Потом Каролина вынесла три карточки.

— Вот они, ваши топтуны. Петька у нас молодец. Узнаете?

— Да, этот — Пуйка. А насчет второго я спрошу у своих.

— Хорошо бы изловить Пуйку и допросить с пристрастием.

— Давайте карточки. Я их найду.

— Забирайте. И помогите мне — я выполнила заказ, нужно разложить товар по конвертам и надписать их.

Они взялись за работу, сверяясь с конторской книгой. Ян остался в салоне, Пичу отправили учить уроки.

— Птичка скачет весело по тропинке бедствий, не предвидя от сего никаких последствий… — напевал Лабрюйер, раскладывая карточки по стопкам.

— Что это вы, душка? — удивилась Каролина.

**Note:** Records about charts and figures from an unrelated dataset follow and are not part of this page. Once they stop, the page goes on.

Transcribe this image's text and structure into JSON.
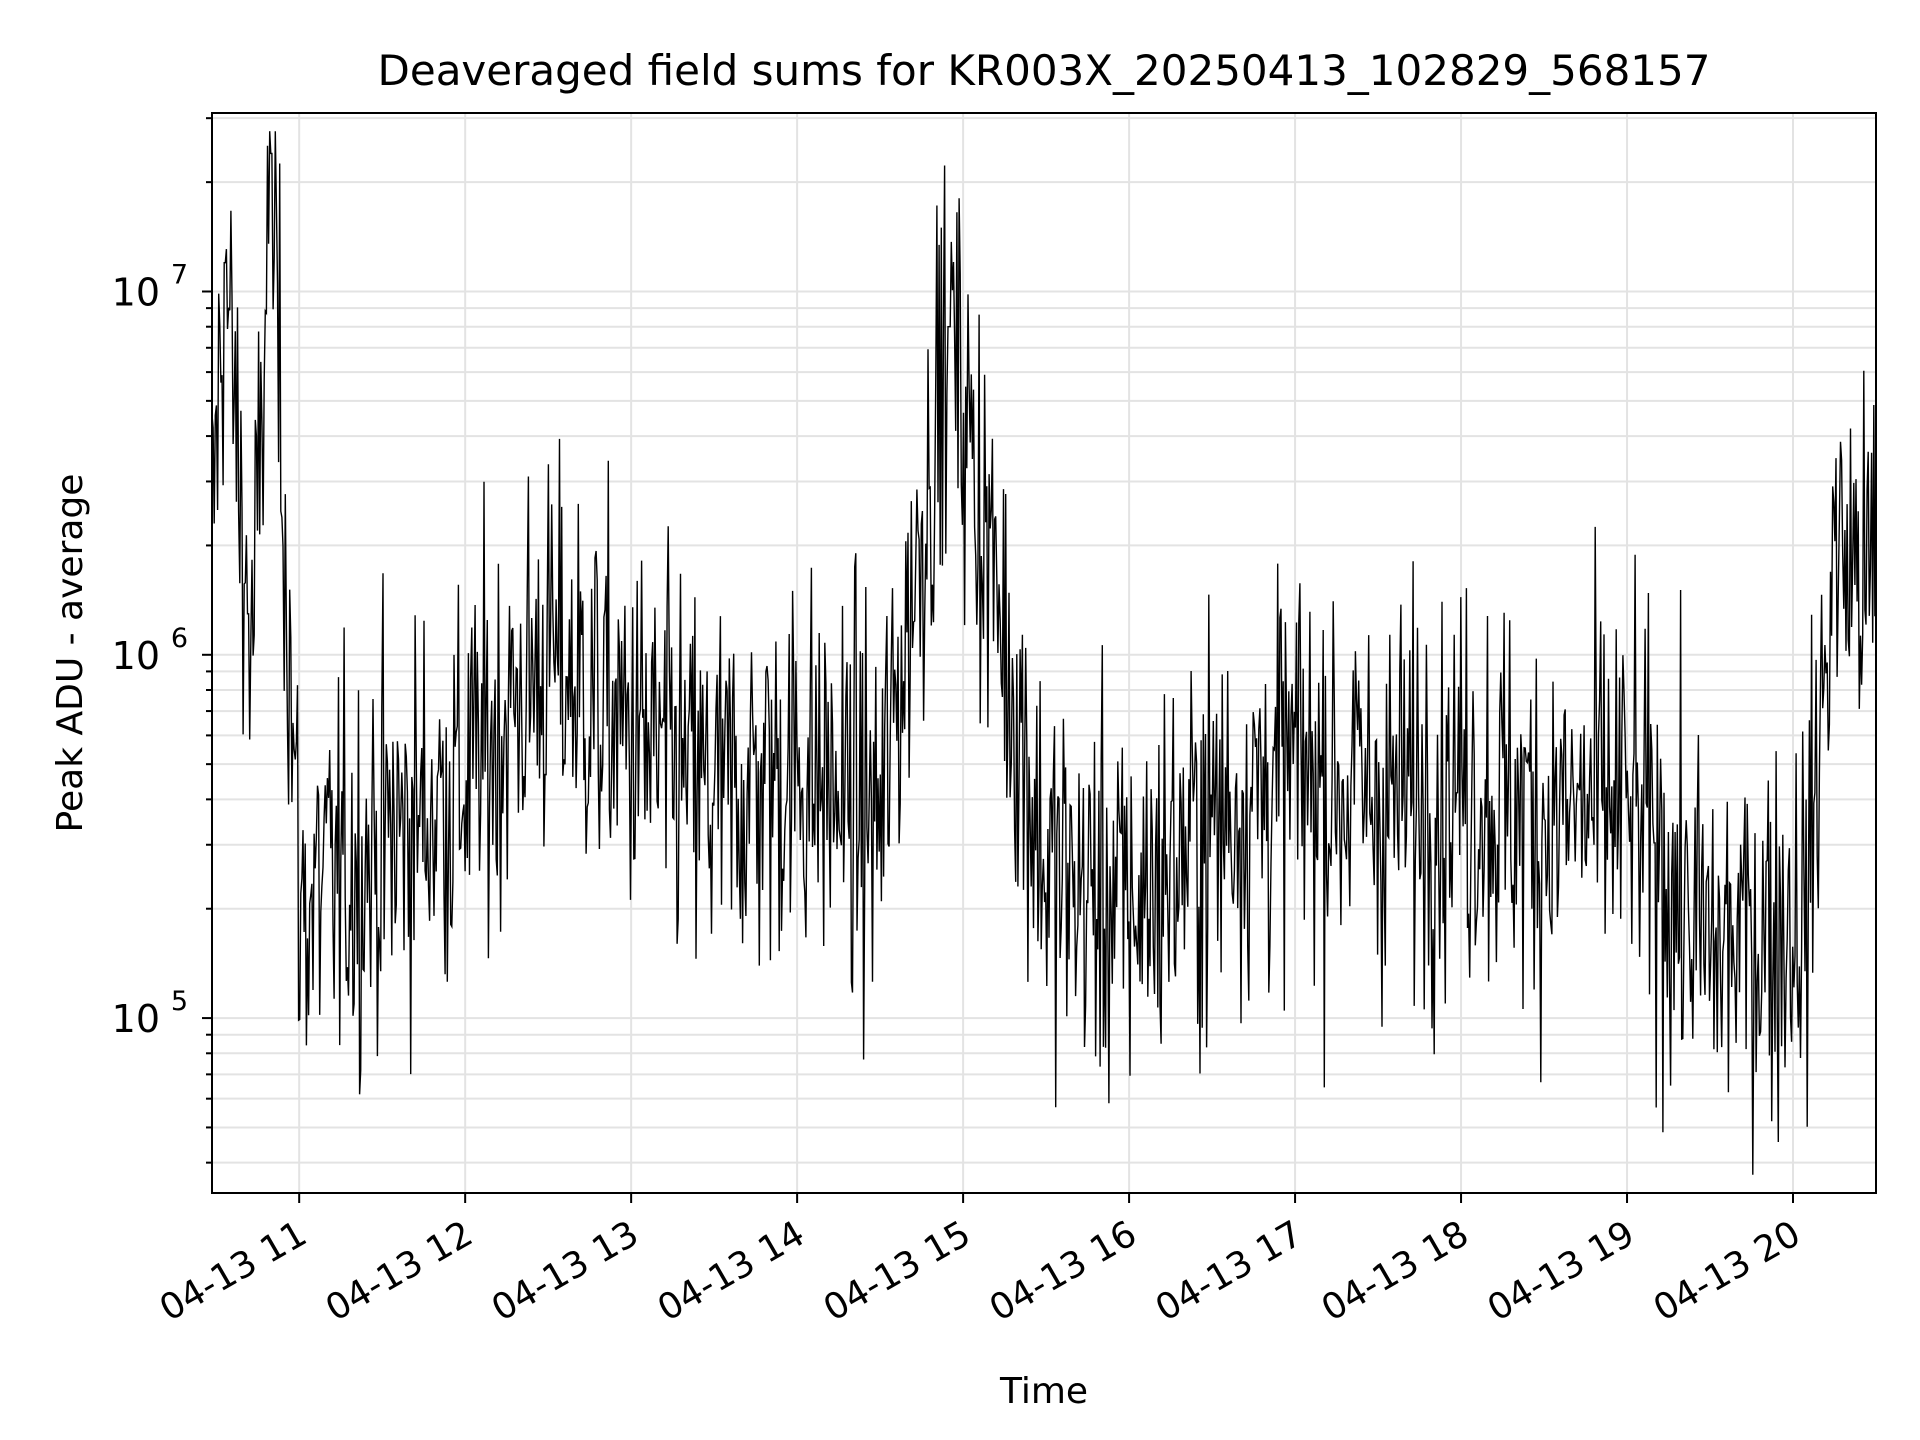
{
  "chart_data": {
    "type": "line",
    "title": "Deaveraged field sums for KR003X_20250413_102829_568157",
    "xlabel": "Time",
    "ylabel": "Peak ADU - average",
    "xlim": [
      "2025-04-13 10:28:29",
      "2025-04-13 20:30:00"
    ],
    "ylim": [
      33000,
      31000000
    ],
    "yscale": "log",
    "grid": true,
    "legend": "none",
    "x_ticks": [
      "04-13 11",
      "04-13 12",
      "04-13 13",
      "04-13 14",
      "04-13 15",
      "04-13 16",
      "04-13 17",
      "04-13 18",
      "04-13 19",
      "04-13 20"
    ],
    "y_ticks": [
      {
        "base": "10",
        "exp": "5",
        "value": 100000
      },
      {
        "base": "10",
        "exp": "6",
        "value": 1000000
      },
      {
        "base": "10",
        "exp": "7",
        "value": 10000000
      }
    ],
    "series": [
      {
        "color": "#000000",
        "x": [
          "2025-04-13 10:28:29",
          "2025-04-13 10:33:00",
          "2025-04-13 10:43:00",
          "2025-04-13 10:50:00",
          "2025-04-13 11:00:00",
          "2025-04-13 11:30:00",
          "2025-04-13 12:00:00",
          "2025-04-13 12:30:00",
          "2025-04-13 13:00:00",
          "2025-04-13 13:30:00",
          "2025-04-13 14:00:00",
          "2025-04-13 14:30:00",
          "2025-04-13 14:55:00",
          "2025-04-13 15:30:00",
          "2025-04-13 16:00:00",
          "2025-04-13 16:30:00",
          "2025-04-13 17:00:00",
          "2025-04-13 17:30:00",
          "2025-04-13 18:00:00",
          "2025-04-13 18:30:00",
          "2025-04-13 19:00:00",
          "2025-04-13 19:30:00",
          "2025-04-13 20:05:00",
          "2025-04-13 20:15:00",
          "2025-04-13 20:30:00"
        ],
        "values": [
          2000000,
          12000000,
          900000,
          24000000,
          200000,
          300000,
          450000,
          1000000,
          600000,
          400000,
          500000,
          350000,
          8000000,
          250000,
          200000,
          350000,
          500000,
          400000,
          450000,
          350000,
          400000,
          150000,
          200000,
          2000000,
          1500000
        ]
      }
    ]
  }
}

— Да вот думаю об одной птичке.

— О птичках, — поправила Каролина. — Раз уж мы нанялись фотографировать голубей в зверинце.

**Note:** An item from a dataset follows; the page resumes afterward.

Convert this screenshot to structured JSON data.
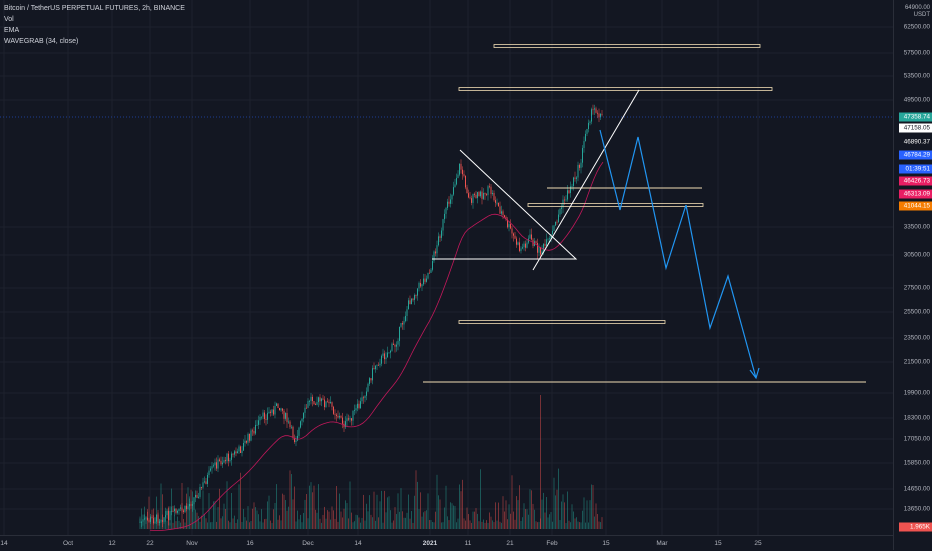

— Те — пернатые… А вот есть одна птичка без перьев… Вот она-то мне и не дает покоя, — признался Лабрюйер.

— Не та ли рыжая дама, которая просидела с вами чуть ли не два часа?

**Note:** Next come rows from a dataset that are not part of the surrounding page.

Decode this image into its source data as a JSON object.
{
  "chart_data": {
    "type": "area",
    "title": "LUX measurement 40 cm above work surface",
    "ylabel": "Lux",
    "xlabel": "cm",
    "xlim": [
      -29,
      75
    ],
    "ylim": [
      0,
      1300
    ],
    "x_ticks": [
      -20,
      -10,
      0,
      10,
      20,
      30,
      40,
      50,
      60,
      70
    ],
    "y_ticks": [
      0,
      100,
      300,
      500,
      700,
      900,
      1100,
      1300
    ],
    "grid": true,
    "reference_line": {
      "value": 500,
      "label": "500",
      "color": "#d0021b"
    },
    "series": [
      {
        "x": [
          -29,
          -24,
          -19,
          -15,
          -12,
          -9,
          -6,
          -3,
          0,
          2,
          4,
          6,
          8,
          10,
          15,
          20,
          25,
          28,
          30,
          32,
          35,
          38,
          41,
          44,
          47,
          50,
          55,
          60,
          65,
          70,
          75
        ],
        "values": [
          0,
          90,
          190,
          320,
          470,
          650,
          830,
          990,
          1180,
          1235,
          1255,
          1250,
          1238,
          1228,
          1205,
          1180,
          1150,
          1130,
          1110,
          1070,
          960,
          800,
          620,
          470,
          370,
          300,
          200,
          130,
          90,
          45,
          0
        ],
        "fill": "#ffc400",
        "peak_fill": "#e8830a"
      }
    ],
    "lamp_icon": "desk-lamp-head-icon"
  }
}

В голосе Каролины было какое-то ядовитое любопытство.

— Нет, не она. Это… впрочем, неважно.

Ему не хотелось рассказывать Каролине о следствии по случаю собачьей смерти. Не для того его поставили хозяином фотографического заведения, имеющего загадочные цели, не для того содержат, как богатого рижского бюргера, чтобы он отвлекался на сыскную деятельность.

— Это чье-то прозвище? — спросила Каролина.

— Откуда вы знаете?

— Ремесло у меня такое — знать…

Лабрюйер постоянно забывал, что комическая эмансипэ, читающая тайком Бальмонта, — сотрудница весьма серьезной службы. Вот и сейчас — вспомнил и удивился.

— Да, прозвище, — подтвердил он.

— Где вы его слышали? И почему вы его услышали?

Лабрюйер и о другом забывал: что он — ходячая декорация, манекен респектабельного вида, а настоящая хозяйка заведения — как раз Каролина. И она имеет право задавать вопросы.

— Птичкой называют одну цирковую артистку. Кто называет — не знаю. Мой информатор того человека не разглядел.

— У вас в цирке информатор? Как это понимать?

— Я же туда относил контрольки, встретил знакомых, потом опять туда по старой памяти забрел, разговорился со служителями… — и тут на Лабрюйера накатило. — А что мне еще прикажете делать?! Я тут сижу без всяких поручений, трачу казенные деньги, говорю комплименты старым дурам и делаю пальцами козу рыдающим младенцам! По-моему, я имею полное право ходить хоть в цирк, хоть в варьете! И даже скорее в цирк — я тут глупею на глазах, и это для меня теперь — самое подходящее развлечение!